Precisamente en este núcleo externo las diferencias de temperatura, presión y su composición crean movimientos y remolinos de metal líquido.
Esto, junto a la rotación de la Tierra, genera corrientes eléctricas, que a su vez dan lugar al campo magnético terrestre.

Mientras los investigadores analizaban los datos del núcleo externo de la Tierra en el hemisferio norte, detectaron “lobulaciones” de flujo magnético justo por debajo de Alaska y Siberia. Pero no estaban quietas, sino que se movían hacia Europa, empujadas por lo que parece ser un chorro de hierro fundido: Un río de lava.

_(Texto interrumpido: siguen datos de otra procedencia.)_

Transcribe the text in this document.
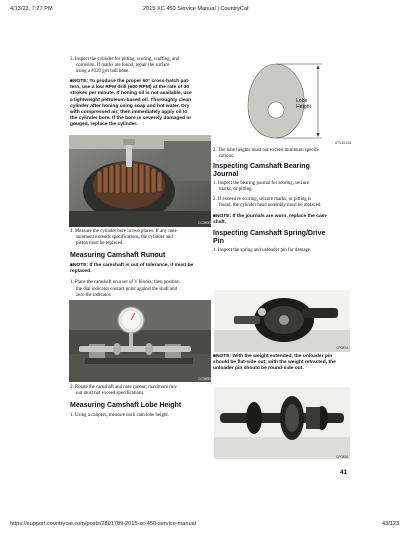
4/13/23, 7:27 PM	2015 XC 450 Service Manual | CountryCat
3. Inspect the cylinder for pitting, scoring, scuffing, and
corrosion. If marks are found, repair the surface
using a #320 grit ball hone.
■NOTE: To produce the proper 60° cross-hatch pat-
tern, use a low RPM drill (600 RPM) at the rate of 30
strokes per minute. If honing oil is not available, use
a lightweight petroleum-based oil. Thoroughly clean
cylinder after honing using soap and hot water. Dry
with compressed air; then immediately apply oil to
the cylinder bore. If the bore is severely damaged or
gouged, replace the cylinder.
CC390D
4. Measure the cylinder bore in two places. If any mea-
surement exceeds specifications, the cylinder and
piston must be replaced.
Measuring Camshaft Runout
■NOTE: If the camshaft is out of tolerance, it must be
replaced.
1. Place the camshaft on a set of V blocks; then position
the dial indicator contact point against the shaft and
zero the indicator.
CC383D
2. Rotate the camshaft and note runout; maximum run-
out must not exceed specifications.
Measuring Camshaft Lobe Height
1. Using a calipers, measure each cam lobe height.
Lobe
Height
ATV1013A
2. The lobe heights must not exceed minimum specifi-
cations.
Inspecting Camshaft Bearing
Journal
1. Inspect the bearing journal for scoring, seizure
marks, or pitting.
2. If excessive scoring, seizure marks, or pitting is
found, the cylinder head assembly must be replaced.
■NOTE: If the journals are worn, replace the cam-
shaft.
Inspecting Camshaft Spring/Drive
Pin
1. Inspect the spring and unloader pin for damage.
CF081A
■NOTE: With the weight extended, the unloader pin
should be flat-side out; with the weight retracted, the
unloader pin should be round-side out.
CF080A
41
https://support.countrycat.com/posts/2801789-2015-xc-450-service-manual	43/123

Dichas lobulaciones de flujo magnético han servido para marcar el río de lava y rastrearlo en su recorrido. Pero no solo eso, sino que se ha podido demostrar que la velocidad del chorro se ha estado acelerando desde el año 2000, hasta ser tres veces más rápido que antes (y cientos de miles de veces más rápido que las placas tectónicas de la Tierra): Unos 50 km por año.

Rune Floberghagen, director de la misión Swarm de la ESA, dijo:
“Nuevas sorpresas son probables. El campo magnético está cambiando para siempre, y esto podría incluso hacer que el interruptor de corriente en chorro cambie su dirección.

“Esta característica es uno de los primeros descubrimientos profundos de la Tierra hechas posibles por Swarm. Con la resolución sin precedentes ahora, que es un momento muy emocionante – que simplemente no sabemos lo que vamos a descubrir acerca de nuestro planeta “.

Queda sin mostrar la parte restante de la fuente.